What the rules are actually doing
PIB’s 22 April 2026 release and 30 April 2026 explainer present the rules as an operational layer under the Promotion and Regulation of Online Gaming Act, 2025. The framework is built around five linked questions:
- whether a game is determined to be an online money game
- whether it is a permissible online social game or e-sport
- whether a notified category must seek registration
- what user-safety and disclosure obligations attach to that status
- how users and providers can appeal adverse decisions
That matters because those are separate steps. Collapsing them into a single headline about “online gaming rules” makes it harder to judge what has actually changed for a given product.
Registration is not universal
Times of India reported on 22 April 2026 that the new framework takes a comparatively light-touch approach for most platforms and does not make registration mandatory across the board. PIB’s official release is consistent with that. It says registration is required for categories of online social games that the Central Government notifies based on risk and participation factors, and for online games intended to be offered as e-sports.
For readers, the practical distinction is important:
- some games may need determination but not registration
- some notified social games may need both
- e-sports are explicitly covered by the registration layer
- online money games are not eligible for e-sports registration
Determination still sits at the center
PIB’s official release says Rule 9 lists objective factors for determination, including payment of fees or stakes, expectation of monetary winnings, the provider’s revenue model, and how rewards or in-game assets are redeemed or monetised outside the game.

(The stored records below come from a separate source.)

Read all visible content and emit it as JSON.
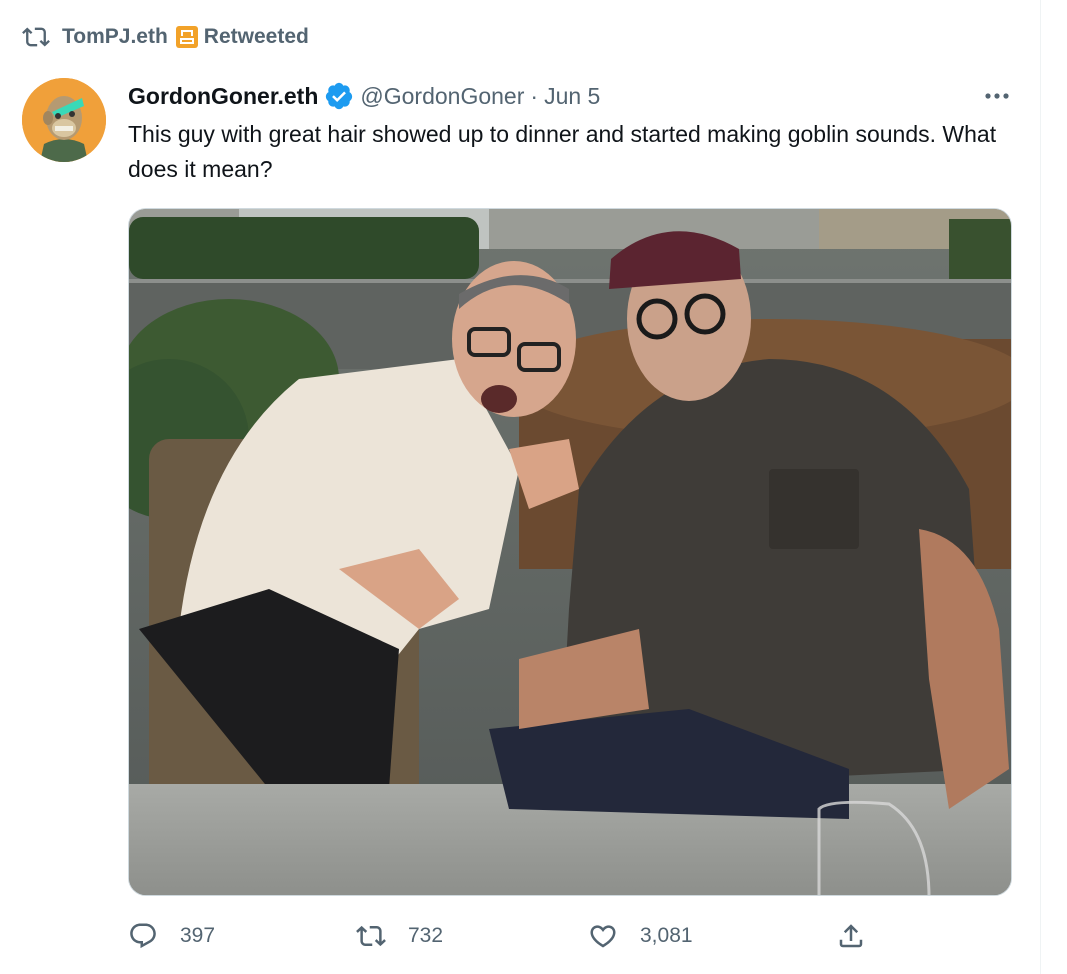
{
  "retweet_header": {
    "user": "TomPJ.eth",
    "label": "Retweeted"
  },
  "tweet": {
    "display_name": "GordonGoner.eth",
    "handle": "@GordonGoner",
    "separator": "·",
    "date": "Jun 5",
    "text": "This guy with great hair showed up to dinner and started making goblin sounds. What does it mean?"
  },
  "actions": {
    "replies": "397",
    "retweets": "732",
    "likes": "3,081"
  },
  "icons": {
    "retweet": "retweet-icon",
    "badge": "community-badge-icon",
    "verified": "verified-badge-icon",
    "more": "more-options-icon",
    "reply": "reply-icon",
    "like": "heart-icon",
    "share": "share-icon"
  },
  "colors": {
    "secondary_text": "#536471",
    "verified_blue": "#1d9bf0",
    "badge_orange": "#f2a229",
    "avatar_bg": "#f0a03a"
  }
}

The same official material says the determination can be triggered in three ways:
- the Authority acts on its own motion
- a provider applies for a game being offered as an e-sport
- the Central Government notifies a category of social games for determination
As far as practicable, the determination is meant to be completed within 90 days of a complete application or notice.
The appeals ladder is more specific than many summaries suggest
PIB’s 30 April explainer says every provider offering an online social game or e-sport must maintain a functional grievance-redressal system. If a user is dissatisfied, or if a grievance remains unresolved, the user may approach the Authority within 30 days. The Authority is expected to try to dispose of that appeal within a further 30 days. A second appeal lies before the Secretary, MeitY.

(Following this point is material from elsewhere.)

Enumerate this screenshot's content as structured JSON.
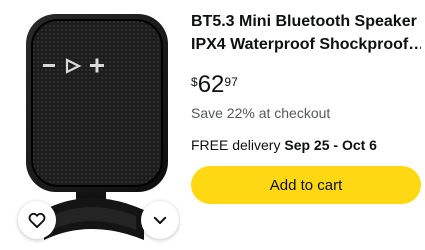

That is useful because it turns grievance handling into something editors can track with more discipline. A company’s safety and governance story should now be evaluated against this procedural architecture rather than against vague responsible-gaming language.
Why this matters for rummy readers
Rummy-sector coverage often gets pulled toward broad claims about skill, bans, or tax. The rules require a more granular lens:
- how a specific product handles stakes or winnings
- whether assets or rewards can be monetised outside the game
- whether the provider explains safety features and grievance routes clearly
- whether a game has been determined, notified, or registered
That is why this explainer should be read alongside What Counts as an Online Money Game Under Indian Law? and Promotion and Regulation of Online Gaming Act 2025: Key Points.
What to watch next
- Whether the Authority starts publishing determination orders or category notices more visibly.

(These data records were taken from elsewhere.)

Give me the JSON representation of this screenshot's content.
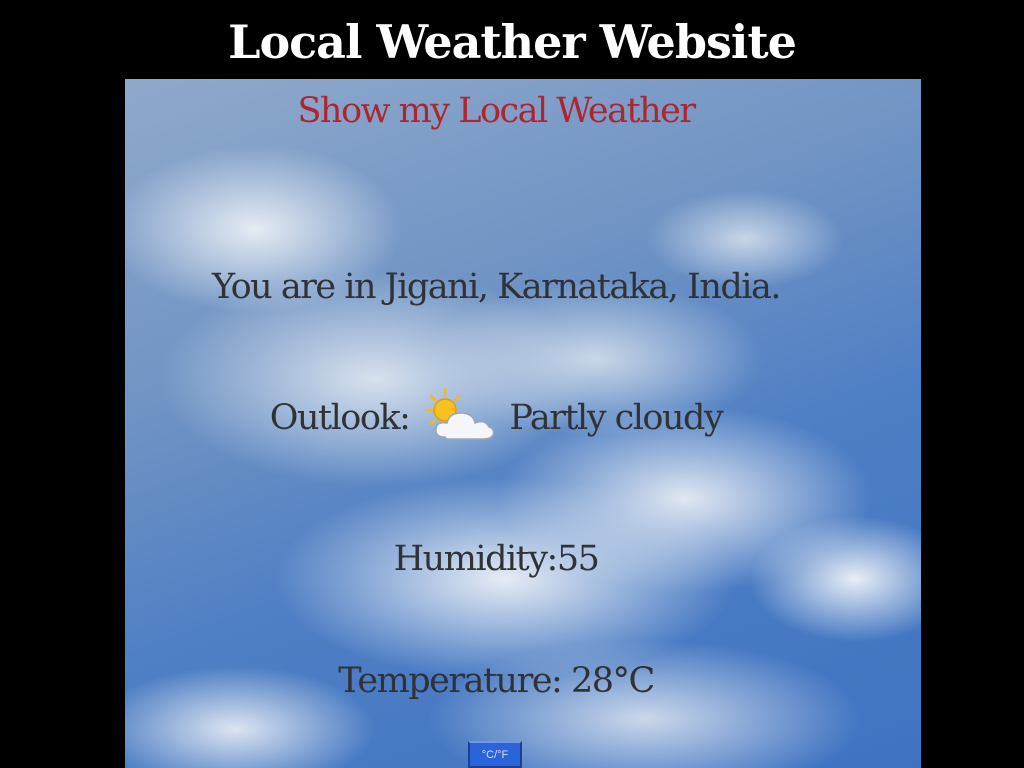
{
  "page": {
    "title": "Local Weather Website"
  },
  "panel": {
    "heading": "Show my Local Weather",
    "location_text": "You are in Jigani, Karnataka, India.",
    "outlook_label": "Outlook:",
    "outlook_value": "Partly cloudy",
    "outlook_icon": "partly-cloudy-icon",
    "humidity_text": "Humidity:55",
    "temperature_text": "Temperature: 28°C",
    "unit_toggle_label": "°C/°F"
  },
  "colors": {
    "page_background": "#000000",
    "title_text": "#ffffff",
    "heading_text": "#b0242c",
    "body_text": "#2f3236",
    "toggle_background": "#2b63d9"
  }
}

- Whether providers begin disclosing registration numbers or determination status prominently.
- Whether grievance and appellate outcomes become regular public signals for governance quality.
Disclaimer: This article is for news and general information only and is not legal, tax, or financial advice.
FAQ
Does every online game now need registration?
No. The official framework says registration is narrower and depends on notified categories and e-sports treatment.
Is determination the same as registration?
No. Determination classifies the game; registration is a separate step for specific categories.
Can users appeal beyond the service provider?
Yes. PIB’s explainer says users may approach the Authority within 30 days, with a second appeal to the Secretary, MeitY.